Learn to manage urban stormwater and flooding through real-world engineering tools, climate-resilient design, and hands-on modeling of systems that protect cities and communities.

Course Overview

This course teaches the fundamentals of urban hydrology from an engineering perspective, with a focus on stormwater and flood control. It will expose you to current events in hydrology while incorporating contemporary concepts such as climate change, cloudburst management, and green infrastructure.

The semester is divided into sections on hydrology, the principles for estimating runoff from rainfall and hydraulics as well as the principles for storing and conveying runoff to protect life and property. Emphasis is placed on skills and methods for approaching engineering problems from a practical perspective. You will learn to solve engineering problems by applying laws of conservation of mass and energy to both gravity-fed and pumped systems. Examples will include real-life projects that the instructor has worked on over the course of their career. This in-depth insight bridges the gap between classroom learning and industry practice, exposing you to the types of questions you might encounter on a Professional Engineer examination. 

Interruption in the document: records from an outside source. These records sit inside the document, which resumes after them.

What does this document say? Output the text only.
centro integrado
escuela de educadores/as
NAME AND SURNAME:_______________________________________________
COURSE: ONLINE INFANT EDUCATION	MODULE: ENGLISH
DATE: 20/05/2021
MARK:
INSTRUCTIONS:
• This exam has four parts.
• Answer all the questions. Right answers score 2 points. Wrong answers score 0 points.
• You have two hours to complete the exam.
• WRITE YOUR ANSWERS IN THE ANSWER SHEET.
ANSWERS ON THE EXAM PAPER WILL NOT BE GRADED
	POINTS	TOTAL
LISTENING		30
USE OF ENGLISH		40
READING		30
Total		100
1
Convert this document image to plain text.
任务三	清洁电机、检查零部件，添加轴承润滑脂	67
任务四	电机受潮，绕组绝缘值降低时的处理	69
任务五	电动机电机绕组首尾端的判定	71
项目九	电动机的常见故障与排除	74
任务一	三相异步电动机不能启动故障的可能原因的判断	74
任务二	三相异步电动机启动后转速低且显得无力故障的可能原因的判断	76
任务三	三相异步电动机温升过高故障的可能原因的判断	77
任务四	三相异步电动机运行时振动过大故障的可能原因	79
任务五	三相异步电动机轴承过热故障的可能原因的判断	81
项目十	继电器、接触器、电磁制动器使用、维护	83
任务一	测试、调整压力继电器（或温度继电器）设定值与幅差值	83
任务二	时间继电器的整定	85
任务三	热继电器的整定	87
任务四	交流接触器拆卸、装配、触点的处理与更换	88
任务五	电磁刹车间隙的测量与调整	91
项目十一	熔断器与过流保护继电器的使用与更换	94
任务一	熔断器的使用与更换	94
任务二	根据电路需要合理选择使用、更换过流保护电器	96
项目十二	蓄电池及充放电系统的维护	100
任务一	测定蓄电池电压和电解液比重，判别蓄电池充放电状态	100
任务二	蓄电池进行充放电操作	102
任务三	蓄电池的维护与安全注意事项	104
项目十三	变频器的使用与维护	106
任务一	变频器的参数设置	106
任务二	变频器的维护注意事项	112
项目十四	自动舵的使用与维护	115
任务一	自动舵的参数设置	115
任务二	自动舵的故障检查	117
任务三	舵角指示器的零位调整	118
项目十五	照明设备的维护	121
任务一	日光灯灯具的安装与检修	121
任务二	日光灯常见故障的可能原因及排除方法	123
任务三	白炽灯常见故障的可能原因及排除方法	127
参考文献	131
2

You will also learn the basics of Geographical Information Systems (GIS) and rainfall-runoff modeling using EPA’s Storm Water Management Model (SWMM). For your final project, you will identify and recommend solutions for a flood control problem adapted from ongoing work at the New York City Department of Environmental Protection.  By the end of the course, you will have the requisite technical background to design a storm sewer system. Students who take this course have gone on to careers in government, consulting, and other sectors of stormwater management, playing important roles in addressing one of the greatest challenges of our time. 

To take this course, you must complete ENME E3161 Fluid Mechanics.

Course Instructor

Eric Rosenberg

Senior Associate at Hazen and Sawyer

Eric Rosenberg is a Senior Associate at Hazen and Sawyer, an environmental engineering firm in New York City. He has spent much of his career working on stormwater issues throughout the five boroughs, most recently as Project Manager for the Citywide Bluebelt, a nature-based program integrating wetlands and streams within the drainage infrastructure. He has experience in every facet of project delivery, from modeling and planning to design and construction. He is an expert in climate change analysis, having developed extreme rainfall projections that formed the basis for the forward-looking design storm intensities in NYC’s Climate Resiliency Design Guidelines.

Rosenberg is a licensed Professional Engineer in New York State and holds a PhD in civil and environmental engineering from the University of Washington. His dissertation focused on seasonal streamflow prediction in the western United States, adapting simulated snowpack and satellite data for operational forecasts at the California Department of Water Resources and the Natural Resources Conservation Service. He has worked on a range of water resources problems, including stream restoration, reservoir modeling, septic-to-sewer studies, saltwater intrusion prediction and mitigation, safe yield analysis for surface water availability, and long-term water supply planning for municipalities from Fort Dodge, Iowa to Ulaanbaatar, Mongolia.